Speaker: Simone Castellan 

Title: Isomorphisms of deformations and quantizations of Kleinian singularities

Abstract: Given a non-commutative algebra Q and its semiclassical limit A, an intriguing question has always been “Do the properties of Q always reflect the (Poisson) properties of A?”. Of particular interest is the behaviour of automorphisms. The most famous example is the Belov Kanel-Kontsevich Conjecture, which predicts that the group of automorphisms of the nth-Weyl algebra A_n is isomorphic to the group of Poisson automorphisms of the polynomial algebra C[x_1,…,x_2n]. In this talk, I will present my work on a problem similar to the BKK Conjecture. Take a symplectic quotient singularity; the parameter spaces of filtered deformations and the parameter space of filtered quantizations coincide. Do the Poisson isomorphisms between the deformations coincide with the automorphisms between the quantizations? The answer is affirmative in the case of Kleinian singularities of type A and D.

Subrabalan Murugesan- Topological representations of the quantum group Uq(sl2).

Abstract: A certain class of 2d quantum field theories known as conformal field theories are interesting to physics because they are more often than not physical theories that are exactly solvable. If you know any physics, then you would know that this is very very rare. At the same time, it has also captured the imagination of mathematicians thanks to its relation to Teichmuller theory, isomonodromic deformations, quantum groups, vertex algebras, so on and so forth. In this talk, I will talk about the connection between 2d CFTs and quantum groups. In particular, I will restrict myself to showing that there is a one-one correspondence between certain CFT operators and a highest weight representation of the quantum group $U_q(\mathfrak{sl}_2)$.

Riccardo Giannini- Artin groups and translation surfaces.

Abstract: In this talk, we are going to talk about geometric homomorphisms. These homomorphisms map small-type Artin groups, generated by elements that either commute or share a braid-like relation, to the mapping class group of a given finite-type surface. In some cases, geometric homomorphisms are known to be injective. However, in most of the cases the kernels are huge and we do not know how to describe them. We will see how to use geometric homomorphisms to shed some lights on a conjecture due to Kontsevich-Zorich.
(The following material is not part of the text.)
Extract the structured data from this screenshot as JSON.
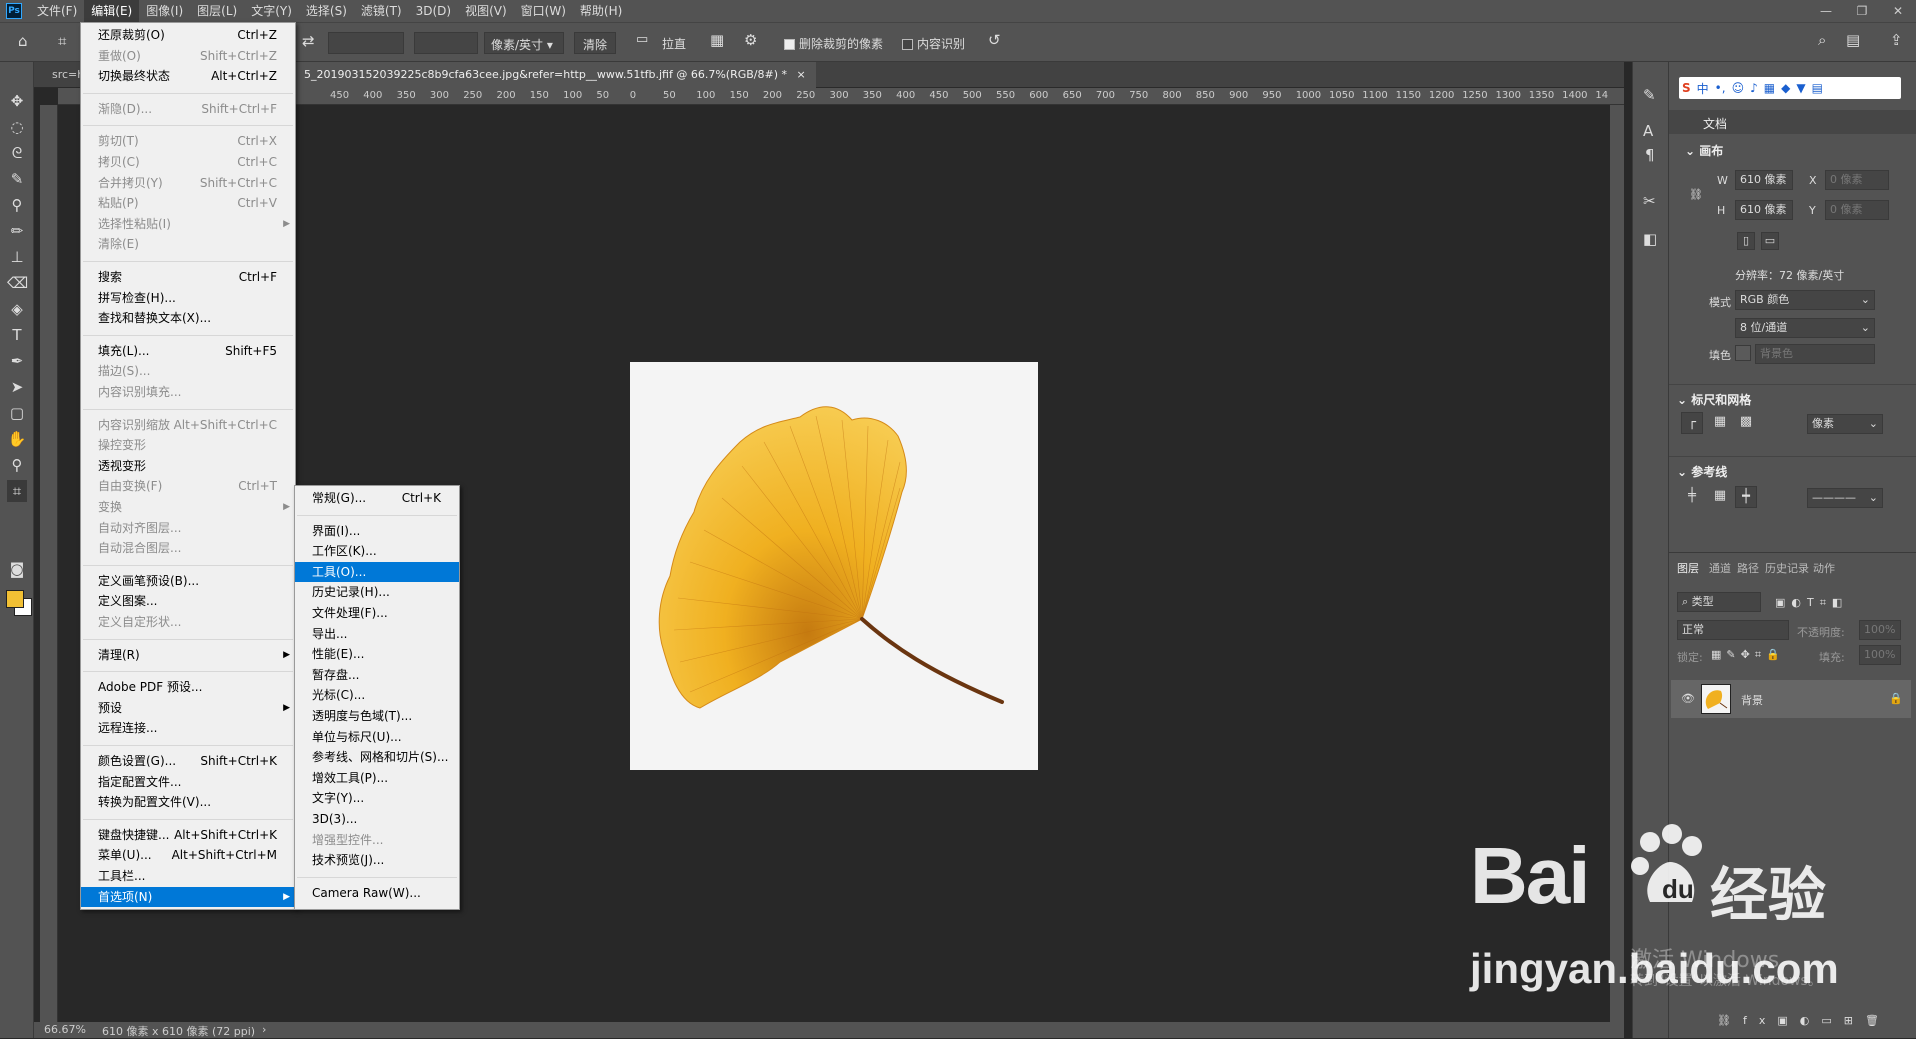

The conjecture is related to the moduli spaces of translation surfaces, which are closed Riemann surfaces with a flat metric on the complement of some finite number of points.

Tuan Anh Pham- Local representations of the Witt algebra.

Abstract: The orbit method is a fundamental tool to study a finite dimensional solvable Lie algebra g.  It relates the annihilators of simple U(g)-module to the coadjoint orbits of the adjoint group on g^* . In my talk, I will extend this story to the Witt algebra – a simple (non-solvable) infinite dimensional Lie algebra which is important in physics and representation theory.  I will construct an induced module from an element of W^*, show that it is simple, and establish some nice properties of the category of these induced modules under tensor product. I will also construct an algebra homomorphism that allows one to relate the orbit method for W to that of a finite dimensional solvable algebra.

Philipp Bader- Representations of mapping class groups of surfaces.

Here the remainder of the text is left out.